Glimpses into the Life and Times of Mrs. Dunwoodie (Continued)

Coyote snickered, well, as much as a coyote with a mouthful of synthetic blond hair can snicker, at the thought of poor Mrs. Dunwoodie awakening poolside with a sunburned bald spot wondering who avulsed her wig.


“She won’t be taking this decumbent,” sighed old Mr. Fenster when dawn’s early light revealed the toilet paper streamers decorating his neighbor Mrs. Dunwoodie’s lawn and trees.


Far back in the dusty reaches of Mrs. Dunwoodie’s aging mind, a smidgen of inwit nestled, a smidgen which kept her from rushing out in broad daylight and rolling herself up in the toilet paper streamers festooning her yard.


“One good thing about Mrs. Dunwoodie wearing shorts this late in the summer is that when the hair on her legs begins to inspissate, I know to prepare for an unusually cold winter,” Mr. Fenster said to the furnace repair man.


Not only did the landscaping yob assault Mrs. Dunwoodie’s ears and sinuses as he used the leafblower for three hours, in his sloppy handling of the noisome machine he sent her brand new wig off on a new flight.


Because it was more like a bottomless pit than a handbag, in which Mrs. Dunwoodie subsumed everything but the kitchen sink, the Mount Tiara Women’s Club always avoided asking her to take the deposit to the bank.


“Too bad Mrs. Dunwoodie has no understanding of apollonian pie making,” Mr. Fenster said at the Labor Day block potluck as he spit out a nasty unidentifiable glob of pastry. “Savory and sweet should be combined to bring harmony to the tummy and she definitely did not bring it.”


Barely able to see out from under the old horned helmet, worn by her Viking ancestors in a time of spoliation and passed down through the generations, Mrs. Dunwoodie still managed to make quite an impression at the Mount Tiara Women’s Club Autumn Tea Extravaganza.


(To be continued…)


Monday, October 22, 2012

Sillybration Week in My Little Corner: Post #1


For some months now I’ve participated in today’s word on Brandilyn Collins: Seatbelt Suspense Facebook page. My creative juices spurted with truly frightening results and an ominous character came to life, one I hope you never have to meet face-to-face.


Watch out! Apparently she has escaped the confines of my word processing program and has taken over here on my blog.

And beware, readers. Other horrors await you should you decide to proceed. If monstrous words frighten you, if vocabulary of the weird and grotesque makes you squirm, if terminology dug from the depths of a thesaurus raises the hair on the back of your neck, then that is what you may face.
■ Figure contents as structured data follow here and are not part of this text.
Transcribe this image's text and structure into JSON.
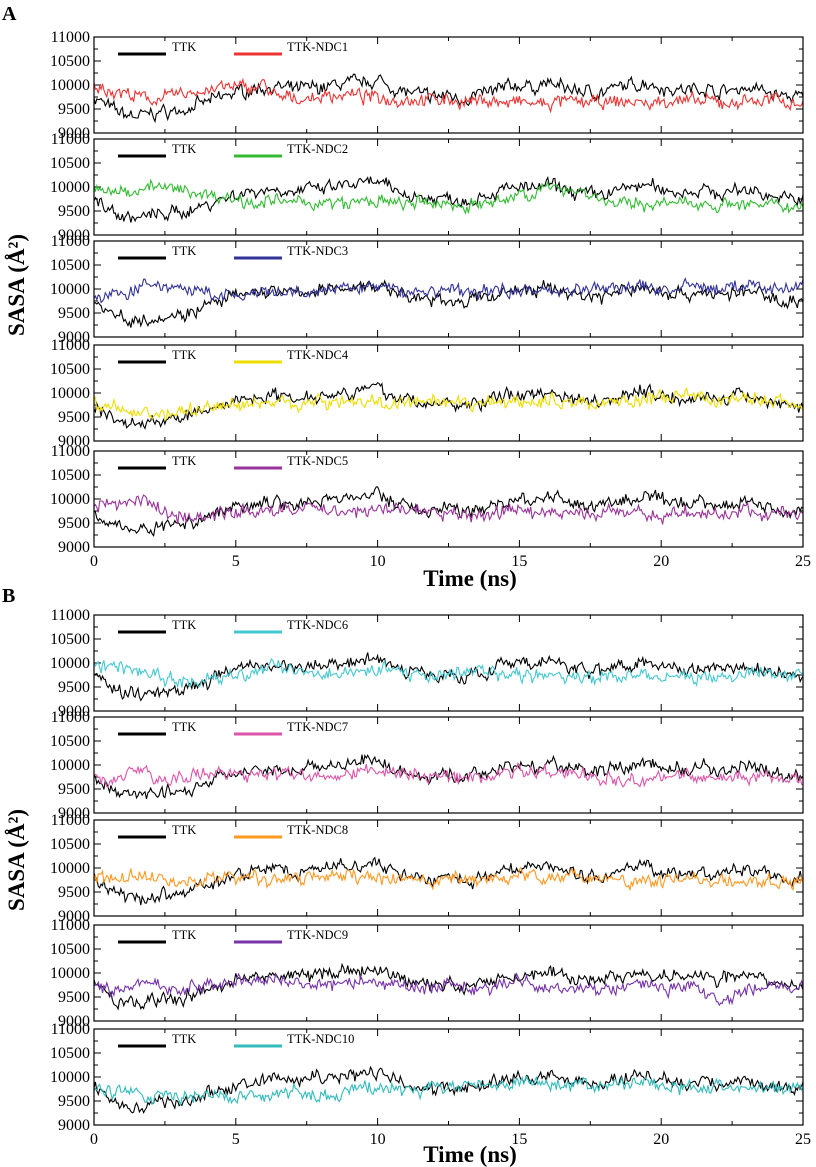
{
  "figure": {
    "panel_labels": [
      "A",
      "B"
    ],
    "xlabel": "Time (ns)",
    "ylabel": "SASA (Å²)"
  },
  "chart_data": {
    "type": "line",
    "x_range": [
      0,
      25
    ],
    "y_range": [
      9000,
      11000
    ],
    "x_ticks": [
      0,
      5,
      10,
      15,
      20,
      25
    ],
    "y_ticks": [
      9000,
      9500,
      10000,
      10500,
      11000
    ],
    "xlabel": "Time (ns)",
    "ylabel": "SASA (Å²)",
    "legend_position": "top-left",
    "grid": false,
    "reference_series": {
      "name": "TTK",
      "color": "#000000",
      "x": [
        0,
        0.5,
        1,
        1.5,
        2,
        2.5,
        3,
        3.5,
        4,
        4.5,
        5,
        5.5,
        6,
        6.5,
        7,
        7.5,
        8,
        8.5,
        9,
        9.5,
        10,
        10.5,
        11,
        11.5,
        12,
        12.5,
        13,
        13.5,
        14,
        14.5,
        15,
        15.5,
        16,
        16.5,
        17,
        17.5,
        18,
        18.5,
        19,
        19.5,
        20,
        20.5,
        21,
        21.5,
        22,
        22.5,
        23,
        23.5,
        24,
        24.5,
        25
      ],
      "y": [
        9750,
        9550,
        9400,
        9350,
        9400,
        9450,
        9450,
        9550,
        9650,
        9750,
        9850,
        9900,
        9950,
        9950,
        9900,
        9950,
        9950,
        10000,
        10050,
        10050,
        10100,
        9950,
        9850,
        9800,
        9750,
        9800,
        9700,
        9800,
        9850,
        9950,
        10000,
        9950,
        10050,
        9950,
        9900,
        9850,
        9850,
        9950,
        10000,
        10050,
        9950,
        9900,
        9900,
        9950,
        9850,
        9900,
        9950,
        9900,
        9800,
        9750,
        9750
      ]
    },
    "panels": [
      {
        "group": "A",
        "name": "TTK-NDC1",
        "color": "#ee3333",
        "x": [
          0,
          0.5,
          1,
          1.5,
          2,
          2.5,
          3,
          3.5,
          4,
          4.5,
          5,
          5.5,
          6,
          6.5,
          7,
          7.5,
          8,
          8.5,
          9,
          9.5,
          10,
          10.5,
          11,
          11.5,
          12,
          12.5,
          13,
          13.5,
          14,
          14.5,
          15,
          15.5,
          16,
          16.5,
          17,
          17.5,
          18,
          18.5,
          19,
          19.5,
          20,
          20.5,
          21,
          21.5,
          22,
          22.5,
          23,
          23.5,
          24,
          24.5,
          25
        ],
        "y": [
          9950,
          9900,
          9850,
          9750,
          9700,
          9750,
          9800,
          9850,
          9900,
          9950,
          9950,
          9950,
          10000,
          9700,
          9750,
          9700,
          9750,
          9800,
          9800,
          9750,
          9750,
          9700,
          9700,
          9700,
          9700,
          9700,
          9650,
          9650,
          9700,
          9600,
          9650,
          9600,
          9600,
          9650,
          9650,
          9650,
          9600,
          9650,
          9650,
          9600,
          9650,
          9700,
          9650,
          9650,
          9650,
          9600,
          9700,
          9650,
          9700,
          9650,
          9650
        ]
      },
      {
        "group": "A",
        "name": "TTK-NDC2",
        "color": "#33bb33",
        "x": [
          0,
          0.5,
          1,
          1.5,
          2,
          2.5,
          3,
          3.5,
          4,
          4.5,
          5,
          5.5,
          6,
          6.5,
          7,
          7.5,
          8,
          8.5,
          9,
          9.5,
          10,
          10.5,
          11,
          11.5,
          12,
          12.5,
          13,
          13.5,
          14,
          14.5,
          15,
          15.5,
          16,
          16.5,
          17,
          17.5,
          18,
          18.5,
          19,
          19.5,
          20,
          20.5,
          21,
          21.5,
          22,
          22.5,
          23,
          23.5,
          24,
          24.5,
          25
        ],
        "y": [
          9950,
          9900,
          9900,
          9950,
          10050,
          9950,
          9950,
          9900,
          9850,
          9800,
          9750,
          9700,
          9700,
          9700,
          9650,
          9700,
          9650,
          9650,
          9650,
          9700,
          9700,
          9650,
          9650,
          9650,
          9650,
          9650,
          9600,
          9650,
          9650,
          9700,
          9900,
          9850,
          9950,
          10000,
          9950,
          9850,
          9700,
          9650,
          9650,
          9650,
          9650,
          9650,
          9650,
          9700,
          9600,
          9650,
          9650,
          9600,
          9600,
          9600,
          9600
        ]
      },
      {
        "group": "A",
        "name": "TTK-NDC3",
        "color": "#333399",
        "x": [
          0,
          0.5,
          1,
          1.5,
          2,
          2.5,
          3,
          3.5,
          4,
          4.5,
          5,
          5.5,
          6,
          6.5,
          7,
          7.5,
          8,
          8.5,
          9,
          9.5,
          10,
          10.5,
          11,
          11.5,
          12,
          12.5,
          13,
          13.5,
          14,
          14.5,
          15,
          15.5,
          16,
          16.5,
          17,
          17.5,
          18,
          18.5,
          19,
          19.5,
          20,
          20.5,
          21,
          21.5,
          22,
          22.5,
          23,
          23.5,
          24,
          24.5,
          25
        ],
        "y": [
          9800,
          9850,
          9900,
          10000,
          10100,
          10050,
          10050,
          9950,
          9900,
          9850,
          9850,
          9850,
          9900,
          9900,
          9900,
          9900,
          9950,
          10000,
          10000,
          10050,
          10050,
          10000,
          9950,
          9950,
          9950,
          10000,
          9950,
          9950,
          9950,
          10000,
          10000,
          9950,
          9950,
          10000,
          10000,
          10000,
          10000,
          10000,
          10050,
          10050,
          10000,
          10000,
          10050,
          10050,
          10000,
          10050,
          10050,
          10050,
          10000,
          10050,
          10050
        ]
      },
      {
        "group": "A",
        "name": "TTK-NDC4",
        "color": "#eedd00",
        "x": [
          0,
          0.5,
          1,
          1.5,
          2,
          2.5,
          3,
          3.5,
          4,
          4.5,
          5,
          5.5,
          6,
          6.5,
          7,
          7.5,
          8,
          8.5,
          9,
          9.5,
          10,
          10.5,
          11,
          11.5,
          12,
          12.5,
          13,
          13.5,
          14,
          14.5,
          15,
          15.5,
          16,
          16.5,
          17,
          17.5,
          18,
          18.5,
          19,
          19.5,
          20,
          20.5,
          21,
          21.5,
          22,
          22.5,
          23,
          23.5,
          24,
          24.5,
          25
        ],
        "y": [
          9750,
          9700,
          9650,
          9600,
          9600,
          9550,
          9600,
          9650,
          9700,
          9750,
          9750,
          9750,
          9800,
          9800,
          9800,
          9800,
          9800,
          9850,
          9850,
          9800,
          9800,
          9750,
          9800,
          9750,
          9800,
          9750,
          9750,
          9800,
          9800,
          9800,
          9800,
          9800,
          9850,
          9800,
          9800,
          9800,
          9800,
          9850,
          9850,
          9850,
          9900,
          9900,
          9950,
          9900,
          9850,
          9900,
          9850,
          9850,
          9850,
          9800,
          9750
        ]
      },
      {
        "group": "A",
        "name": "TTK-NDC5",
        "color": "#993399",
        "x": [
          0,
          0.5,
          1,
          1.5,
          2,
          2.5,
          3,
          3.5,
          4,
          4.5,
          5,
          5.5,
          6,
          6.5,
          7,
          7.5,
          8,
          8.5,
          9,
          9.5,
          10,
          10.5,
          11,
          11.5,
          12,
          12.5,
          13,
          13.5,
          14,
          14.5,
          15,
          15.5,
          16,
          16.5,
          17,
          17.5,
          18,
          18.5,
          19,
          19.5,
          20,
          20.5,
          21,
          21.5,
          22,
          22.5,
          23,
          23.5,
          24,
          24.5,
          25
        ],
        "y": [
          9850,
          9900,
          9850,
          10000,
          9900,
          9750,
          9650,
          9600,
          9650,
          9700,
          9700,
          9750,
          9750,
          9800,
          9800,
          9800,
          9800,
          9750,
          9800,
          9750,
          9750,
          9800,
          9800,
          9750,
          9700,
          9650,
          9700,
          9650,
          9700,
          9750,
          9750,
          9700,
          9750,
          9700,
          9700,
          9700,
          9700,
          9700,
          9700,
          9700,
          9650,
          9700,
          9650,
          9700,
          9700,
          9700,
          9750,
          9700,
          9700,
          9700,
          9700
        ]
      },
      {
        "group": "B",
        "name": "TTK-NDC6",
        "color": "#44c8d0",
        "x": [
          0,
          0.5,
          1,
          1.5,
          2,
          2.5,
          3,
          3.5,
          4,
          4.5,
          5,
          5.5,
          6,
          6.5,
          7,
          7.5,
          8,
          8.5,
          9,
          9.5,
          10,
          10.5,
          11,
          11.5,
          12,
          12.5,
          13,
          13.5,
          14,
          14.5,
          15,
          15.5,
          16,
          16.5,
          17,
          17.5,
          18,
          18.5,
          19,
          19.5,
          20,
          20.5,
          21,
          21.5,
          22,
          22.5,
          23,
          23.5,
          24,
          24.5,
          25
        ],
        "y": [
          9950,
          9950,
          9900,
          9850,
          9800,
          9700,
          9600,
          9600,
          9650,
          9700,
          9750,
          9800,
          9850,
          9950,
          9900,
          9850,
          9800,
          9800,
          9850,
          9850,
          9800,
          9900,
          9800,
          9750,
          9750,
          9750,
          9800,
          9800,
          9800,
          9750,
          9700,
          9750,
          9750,
          9700,
          9700,
          9700,
          9700,
          9700,
          9750,
          9750,
          9700,
          9700,
          9700,
          9700,
          9700,
          9700,
          9750,
          9800,
          9750,
          9750,
          9750
        ]
      },
      {
        "group": "B",
        "name": "TTK-NDC7",
        "color": "#dd55aa",
        "x": [
          0,
          0.5,
          1,
          1.5,
          2,
          2.5,
          3,
          3.5,
          4,
          4.5,
          5,
          5.5,
          6,
          6.5,
          7,
          7.5,
          8,
          8.5,
          9,
          9.5,
          10,
          10.5,
          11,
          11.5,
          12,
          12.5,
          13,
          13.5,
          14,
          14.5,
          15,
          15.5,
          16,
          16.5,
          17,
          17.5,
          18,
          18.5,
          19,
          19.5,
          20,
          20.5,
          21,
          21.5,
          22,
          22.5,
          23,
          23.5,
          24,
          24.5,
          25
        ],
        "y": [
          9700,
          9700,
          9750,
          9900,
          9800,
          9700,
          9700,
          9800,
          9850,
          9800,
          9800,
          9750,
          9800,
          9800,
          9800,
          9800,
          9800,
          9800,
          9850,
          9900,
          9850,
          9800,
          9800,
          9750,
          9750,
          9750,
          9700,
          9750,
          9800,
          9850,
          9900,
          9850,
          9850,
          9850,
          9800,
          9800,
          9750,
          9750,
          9700,
          9700,
          9750,
          9750,
          9800,
          9750,
          9750,
          9750,
          9800,
          9750,
          9700,
          9700,
          9650
        ]
      },
      {
        "group": "B",
        "name": "TTK-NDC8",
        "color": "#ff9922",
        "x": [
          0,
          0.5,
          1,
          1.5,
          2,
          2.5,
          3,
          3.5,
          4,
          4.5,
          5,
          5.5,
          6,
          6.5,
          7,
          7.5,
          8,
          8.5,
          9,
          9.5,
          10,
          10.5,
          11,
          11.5,
          12,
          12.5,
          13,
          13.5,
          14,
          14.5,
          15,
          15.5,
          16,
          16.5,
          17,
          17.5,
          18,
          18.5,
          19,
          19.5,
          20,
          20.5,
          21,
          21.5,
          22,
          22.5,
          23,
          23.5,
          24,
          24.5,
          25
        ],
        "y": [
          9700,
          9750,
          9800,
          9950,
          9800,
          9750,
          9700,
          9700,
          9750,
          9800,
          9800,
          9800,
          9750,
          9750,
          9800,
          9750,
          9800,
          9850,
          9800,
          9800,
          9800,
          9750,
          9750,
          9750,
          9700,
          9750,
          9700,
          9750,
          9800,
          9800,
          9850,
          9850,
          9800,
          9850,
          9850,
          9800,
          9750,
          9750,
          9700,
          9700,
          9700,
          9750,
          9800,
          9750,
          9750,
          9700,
          9750,
          9700,
          9700,
          9700,
          9650
        ]
      },
      {
        "group": "B",
        "name": "TTK-NDC9",
        "color": "#7733aa",
        "x": [
          0,
          0.5,
          1,
          1.5,
          2,
          2.5,
          3,
          3.5,
          4,
          4.5,
          5,
          5.5,
          6,
          6.5,
          7,
          7.5,
          8,
          8.5,
          9,
          9.5,
          10,
          10.5,
          11,
          11.5,
          12,
          12.5,
          13,
          13.5,
          14,
          14.5,
          15,
          15.5,
          16,
          16.5,
          17,
          17.5,
          18,
          18.5,
          19,
          19.5,
          20,
          20.5,
          21,
          21.5,
          22,
          22.5,
          23,
          23.5,
          24,
          24.5,
          25
        ],
        "y": [
          9700,
          9650,
          9700,
          9750,
          9800,
          9700,
          9650,
          9700,
          9750,
          9750,
          9800,
          9800,
          9850,
          9900,
          9800,
          9750,
          9750,
          9800,
          9850,
          9850,
          9850,
          9800,
          9750,
          9700,
          9700,
          9750,
          9700,
          9700,
          9750,
          9800,
          9800,
          9750,
          9700,
          9700,
          9700,
          9700,
          9650,
          9700,
          9750,
          9750,
          9700,
          9700,
          9700,
          9700,
          9350,
          9550,
          9700,
          9700,
          9750,
          9700,
          9650
        ]
      },
      {
        "group": "B",
        "name": "TTK-NDC10",
        "color": "#33bbbb",
        "x": [
          0,
          0.5,
          1,
          1.5,
          2,
          2.5,
          3,
          3.5,
          4,
          4.5,
          5,
          5.5,
          6,
          6.5,
          7,
          7.5,
          8,
          8.5,
          9,
          9.5,
          10,
          10.5,
          11,
          11.5,
          12,
          12.5,
          13,
          13.5,
          14,
          14.5,
          15,
          15.5,
          16,
          16.5,
          17,
          17.5,
          18,
          18.5,
          19,
          19.5,
          20,
          20.5,
          21,
          21.5,
          22,
          22.5,
          23,
          23.5,
          24,
          24.5,
          25
        ],
        "y": [
          9700,
          9650,
          9700,
          9650,
          9600,
          9650,
          9600,
          9600,
          9650,
          9600,
          9600,
          9650,
          9600,
          9650,
          9700,
          9650,
          9600,
          9650,
          9700,
          9750,
          9800,
          9700,
          9700,
          9750,
          9800,
          9800,
          9850,
          9850,
          9850,
          9850,
          9900,
          9900,
          9850,
          9850,
          9850,
          9850,
          9850,
          9850,
          9850,
          9850,
          9800,
          9800,
          9850,
          9800,
          9850,
          9800,
          9800,
          9800,
          9750,
          9800,
          9750
        ]
      }
    ]
  }
}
You have been warned.



Glimpses into the Life and Times of Mrs. Dunwoodie

“The worst thing that could be said about the Mount Tiara condominium development was the tendency of the architects to platitudinize in their designing expression,” the real estate agent explained to the eager young couple looking for their first home, all blissfully unaware the worst thing was actually Mrs. Dunwoodie.
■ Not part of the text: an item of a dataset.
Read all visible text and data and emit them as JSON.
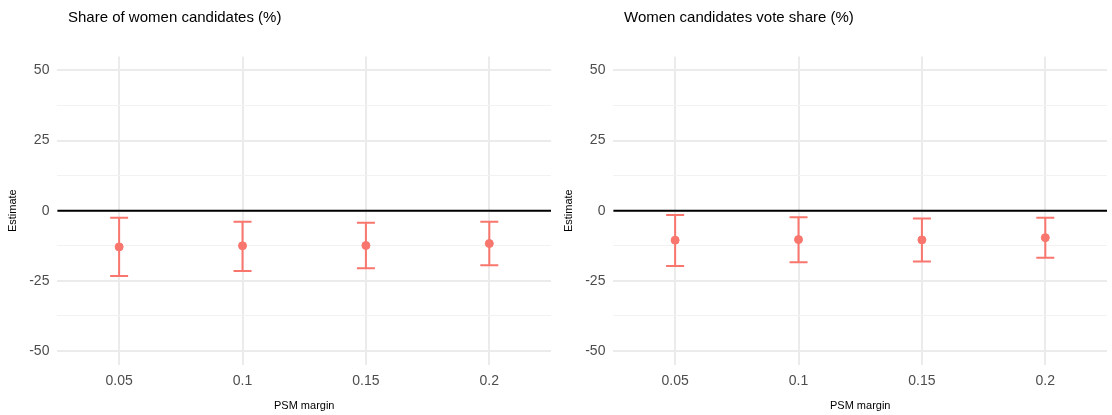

Having been elected the new Home Owners’ Association President, Mrs. Dunwoodie considered it her proof of being impeccant in all decisions regarding community improvements or lack thereof.


The HOA had never seen Mrs. Dunwoodie more philippic than when she campaigned for the removal of five weeds from her neighbor’s back yard.
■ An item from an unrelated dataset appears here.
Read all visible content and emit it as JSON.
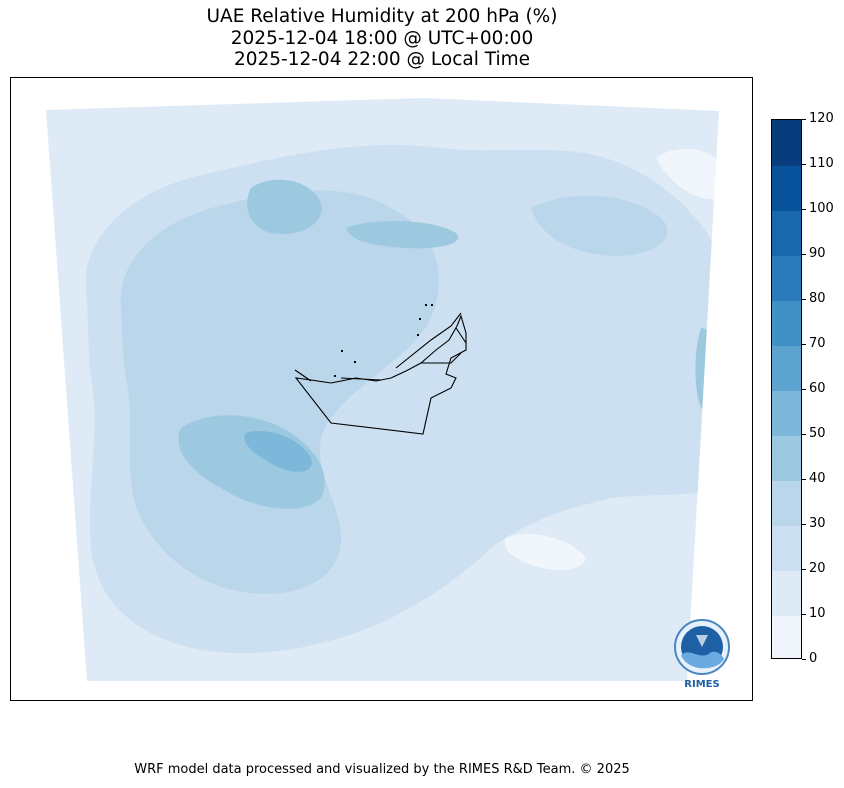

Perhaps it was the spit spray accompanying the ten minutes of Mrs. Dunwoodie’s philippic that made it feel like a decennial flood but everyone wished they’d worn their high waders.


“Mrs. Dunwoodie has switched her philippic into high gear this time and nobody is getting a mora in edgewise,” observed Mr. Fenster at the HOA board meeting.


If Mrs. Dunwoodie had only taken the time to embrace mnemonics when she had a mind to do so, the money she’d stashed away in various nooks and crannies would be available to her now.


It came as no surprise to the residents of Mount Tiara, when the new neighbor offended Mrs. Dunwoodie by parking his work truck on the driveway rather than in the garage, that as a schoolgirl along with elocution she’d taken malediction as an elective subject.